Les avocats des familles des victimes ont exprimé leur colère d'être «privés d'un procès public qu'ils attendaient depuis près de quatre ans», et «leur consternation de voir la France, encore une fois, incapable de juger un crime politique commis sur le territoire français par des services secrets étrangers». Le Bureau des femmes kurdes pour la paix a publié depuis l’Allemagne un communiqué daté du 17 décembre reprochant à la justice française d’avoir tardé à commencer le procès alors que l’état de santé du suspect était bien connu et que tout retard augmentait les chances qu’il soit éliminé ou meure de sa maladie avant que les faits ne puissent être examinés publiquement et établis. Il est certain que ce procès qui ne se tiendra pas aurait eu un impact négatif sur les relations franco-turques…

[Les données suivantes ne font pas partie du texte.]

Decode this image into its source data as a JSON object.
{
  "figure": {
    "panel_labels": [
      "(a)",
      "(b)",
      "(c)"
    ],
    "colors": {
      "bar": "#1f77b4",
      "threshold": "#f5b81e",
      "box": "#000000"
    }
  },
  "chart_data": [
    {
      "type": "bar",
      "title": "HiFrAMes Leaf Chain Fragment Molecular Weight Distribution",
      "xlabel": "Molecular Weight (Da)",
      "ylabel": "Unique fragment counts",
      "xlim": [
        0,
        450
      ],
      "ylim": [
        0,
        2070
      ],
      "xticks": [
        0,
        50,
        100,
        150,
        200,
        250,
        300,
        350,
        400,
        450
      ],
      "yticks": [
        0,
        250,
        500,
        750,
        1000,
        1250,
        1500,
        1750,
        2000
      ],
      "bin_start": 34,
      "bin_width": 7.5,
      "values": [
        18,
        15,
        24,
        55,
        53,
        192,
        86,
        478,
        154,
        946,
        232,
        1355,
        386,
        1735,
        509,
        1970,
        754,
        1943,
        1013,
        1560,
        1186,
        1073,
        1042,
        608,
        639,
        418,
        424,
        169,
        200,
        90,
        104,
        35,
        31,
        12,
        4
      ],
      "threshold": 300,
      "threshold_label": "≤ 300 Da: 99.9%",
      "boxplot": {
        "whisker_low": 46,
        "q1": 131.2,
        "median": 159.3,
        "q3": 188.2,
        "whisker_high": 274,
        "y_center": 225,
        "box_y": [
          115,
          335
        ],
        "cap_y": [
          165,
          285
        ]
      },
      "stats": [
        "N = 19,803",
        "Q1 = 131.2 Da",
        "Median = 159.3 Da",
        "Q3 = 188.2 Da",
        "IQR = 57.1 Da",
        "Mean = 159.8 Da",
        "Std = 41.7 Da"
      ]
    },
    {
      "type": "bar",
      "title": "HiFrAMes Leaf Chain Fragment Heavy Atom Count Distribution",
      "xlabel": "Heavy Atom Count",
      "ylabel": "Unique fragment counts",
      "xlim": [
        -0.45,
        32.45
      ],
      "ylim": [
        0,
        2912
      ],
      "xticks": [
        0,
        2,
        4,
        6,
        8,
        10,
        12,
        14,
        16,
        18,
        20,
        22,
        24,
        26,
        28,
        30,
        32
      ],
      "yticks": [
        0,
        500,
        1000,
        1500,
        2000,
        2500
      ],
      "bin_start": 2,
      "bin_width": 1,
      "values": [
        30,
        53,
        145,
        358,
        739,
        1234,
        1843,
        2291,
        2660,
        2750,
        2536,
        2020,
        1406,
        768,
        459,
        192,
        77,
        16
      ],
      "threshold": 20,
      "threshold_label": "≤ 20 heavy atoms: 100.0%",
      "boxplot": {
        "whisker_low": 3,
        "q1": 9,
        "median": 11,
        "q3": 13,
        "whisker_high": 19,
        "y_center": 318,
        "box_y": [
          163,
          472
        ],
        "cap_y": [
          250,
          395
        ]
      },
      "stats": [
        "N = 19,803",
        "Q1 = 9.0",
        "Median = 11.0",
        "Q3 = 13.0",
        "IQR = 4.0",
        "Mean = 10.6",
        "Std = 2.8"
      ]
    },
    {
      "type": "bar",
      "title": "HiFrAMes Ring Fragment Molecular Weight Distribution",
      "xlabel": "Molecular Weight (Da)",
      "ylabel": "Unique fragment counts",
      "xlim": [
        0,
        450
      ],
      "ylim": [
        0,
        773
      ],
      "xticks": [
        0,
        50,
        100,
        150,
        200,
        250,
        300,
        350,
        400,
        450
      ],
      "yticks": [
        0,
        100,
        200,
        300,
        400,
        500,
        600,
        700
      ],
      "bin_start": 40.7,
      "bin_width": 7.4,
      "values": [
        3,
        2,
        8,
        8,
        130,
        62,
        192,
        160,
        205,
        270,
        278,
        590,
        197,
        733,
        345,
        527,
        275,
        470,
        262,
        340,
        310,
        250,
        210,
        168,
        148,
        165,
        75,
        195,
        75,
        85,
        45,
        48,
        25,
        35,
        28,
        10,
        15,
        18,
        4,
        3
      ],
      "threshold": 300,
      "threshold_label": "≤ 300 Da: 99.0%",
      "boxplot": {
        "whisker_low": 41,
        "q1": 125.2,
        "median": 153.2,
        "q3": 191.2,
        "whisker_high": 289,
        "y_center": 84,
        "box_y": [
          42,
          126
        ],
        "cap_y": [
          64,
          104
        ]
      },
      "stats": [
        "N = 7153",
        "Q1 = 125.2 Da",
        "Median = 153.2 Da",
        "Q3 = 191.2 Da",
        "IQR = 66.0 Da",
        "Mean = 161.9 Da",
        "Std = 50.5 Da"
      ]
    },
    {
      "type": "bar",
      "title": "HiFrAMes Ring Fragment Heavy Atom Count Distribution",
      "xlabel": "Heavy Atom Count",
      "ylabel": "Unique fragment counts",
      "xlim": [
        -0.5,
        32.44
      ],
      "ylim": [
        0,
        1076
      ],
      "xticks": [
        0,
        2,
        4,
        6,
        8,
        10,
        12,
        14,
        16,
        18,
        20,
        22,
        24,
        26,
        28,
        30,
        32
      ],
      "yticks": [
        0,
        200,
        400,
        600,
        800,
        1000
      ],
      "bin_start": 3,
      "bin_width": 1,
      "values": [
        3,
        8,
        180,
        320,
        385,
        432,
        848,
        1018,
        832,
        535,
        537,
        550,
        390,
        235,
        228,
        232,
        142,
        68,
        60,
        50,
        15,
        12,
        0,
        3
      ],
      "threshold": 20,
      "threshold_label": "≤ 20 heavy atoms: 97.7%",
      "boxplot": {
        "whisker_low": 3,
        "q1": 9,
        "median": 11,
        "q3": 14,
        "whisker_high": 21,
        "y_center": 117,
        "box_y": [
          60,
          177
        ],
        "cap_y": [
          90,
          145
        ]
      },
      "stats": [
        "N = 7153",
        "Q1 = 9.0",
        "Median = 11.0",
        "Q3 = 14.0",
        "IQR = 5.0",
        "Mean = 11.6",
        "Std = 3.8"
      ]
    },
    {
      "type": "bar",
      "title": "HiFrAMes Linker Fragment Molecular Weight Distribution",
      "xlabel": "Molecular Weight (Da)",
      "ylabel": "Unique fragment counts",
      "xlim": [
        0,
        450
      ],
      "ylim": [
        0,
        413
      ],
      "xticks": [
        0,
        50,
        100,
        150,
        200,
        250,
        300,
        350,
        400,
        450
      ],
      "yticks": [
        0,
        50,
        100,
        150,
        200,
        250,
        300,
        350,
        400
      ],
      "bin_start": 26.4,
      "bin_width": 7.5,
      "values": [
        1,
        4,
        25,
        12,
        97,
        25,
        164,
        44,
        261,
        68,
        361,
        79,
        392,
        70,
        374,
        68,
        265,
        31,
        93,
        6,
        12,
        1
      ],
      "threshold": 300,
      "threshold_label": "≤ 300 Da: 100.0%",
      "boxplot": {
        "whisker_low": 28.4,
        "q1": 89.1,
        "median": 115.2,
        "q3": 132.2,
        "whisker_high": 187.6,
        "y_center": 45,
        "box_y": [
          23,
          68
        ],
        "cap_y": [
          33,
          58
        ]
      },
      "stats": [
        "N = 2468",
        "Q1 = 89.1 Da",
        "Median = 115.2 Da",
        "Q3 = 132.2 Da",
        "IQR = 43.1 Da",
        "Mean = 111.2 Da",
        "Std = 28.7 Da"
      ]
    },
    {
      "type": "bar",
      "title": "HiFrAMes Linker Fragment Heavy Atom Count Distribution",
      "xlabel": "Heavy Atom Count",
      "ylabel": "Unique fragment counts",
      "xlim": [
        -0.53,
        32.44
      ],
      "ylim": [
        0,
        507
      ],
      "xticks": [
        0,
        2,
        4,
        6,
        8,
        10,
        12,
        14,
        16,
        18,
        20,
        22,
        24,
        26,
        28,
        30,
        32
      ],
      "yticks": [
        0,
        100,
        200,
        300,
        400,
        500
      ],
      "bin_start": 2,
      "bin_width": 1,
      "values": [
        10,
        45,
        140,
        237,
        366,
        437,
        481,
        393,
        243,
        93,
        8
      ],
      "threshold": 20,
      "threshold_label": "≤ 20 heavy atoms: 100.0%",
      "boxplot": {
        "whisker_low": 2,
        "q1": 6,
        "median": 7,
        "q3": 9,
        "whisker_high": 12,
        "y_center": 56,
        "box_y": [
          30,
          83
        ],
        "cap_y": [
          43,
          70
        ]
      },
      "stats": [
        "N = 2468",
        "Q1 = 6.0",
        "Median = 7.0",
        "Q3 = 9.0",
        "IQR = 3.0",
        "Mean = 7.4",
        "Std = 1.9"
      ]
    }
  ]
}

Le même jour à Hambourg en Allemagne, selon un procureur fédéral, un ressortissant turc soupçonné d’espionner la communauté kurde et de recueillir des informations sur ses membres pour le compte des services de renseignements turcs a été arrêté. Ce n’est certainement qu’une coïncidence.
Selon la chaîne kurde et le site Rûdaw, l'Organisation internationale pour les migrations (OIM) a créé un festival mondial du film sur la migration qui s’est déroulé simultanément dans 72 villes souffrant de crises humanitaires massives. Parmi ces villes se trouve Erbil, la capitale de la Région du Kurdistan d’Irak. Barbara Rijks, chef du bureau de l'OIM à Erbil, a déclaré le 7 décembre lors de l’inauguration d’un «Cinéma-Café» dans la capitale kurde que «Les films sont un outil puissant pour montrer le monde à travers les yeux des gens d’ailleurs et de couleurs de peau différentes […], «ce qui est important dans une période de xénophobie et de sentiments anti-migrants qui se nourrissent de la peur de l'inconnu et des idées fausses sur l'autre». Le thème des films retenus pour le Festival est bien sûr celui des migrations et des déplacements.
Le lendemain, toujours de source Rûdaw, le Festival du film de Dubaï projetait pour sa 13e édition deux films provenant justement de la Région du Kurdistan irakien sur plus de 150 présentés. Reşeba, ou Vent Sombre, raconte l'histoire d'un couple yézidi dont la vie est bouleversée lors de l’arrivée de Daech dans leur région. Le film avait suscité lors de sa présentation au Festival International de Dohouk en septembre dernier la colère de certains membres de la communauté yézidie qui lui reprochaient de ne pas les représenter de manière conforme à la réalité, notamment concernant la réception des femmes ayant échappé à Daech et revenant dans la communauté. Le second film présenté, Haus Ohne Dach, ou Maison sans toit, raconte l'histoire de trois frères et sœurs kurdes qui ont grandi en Allemagne et, retournant dans la région du Kurdistan pour y enterrer leur mère, redécouvrent à cette occasion leurs propres racines. Reşeba, dont c’était la première projection au Moyen Orient, a reçu le prix du meilleur long métrage parmi les 18 en compétition.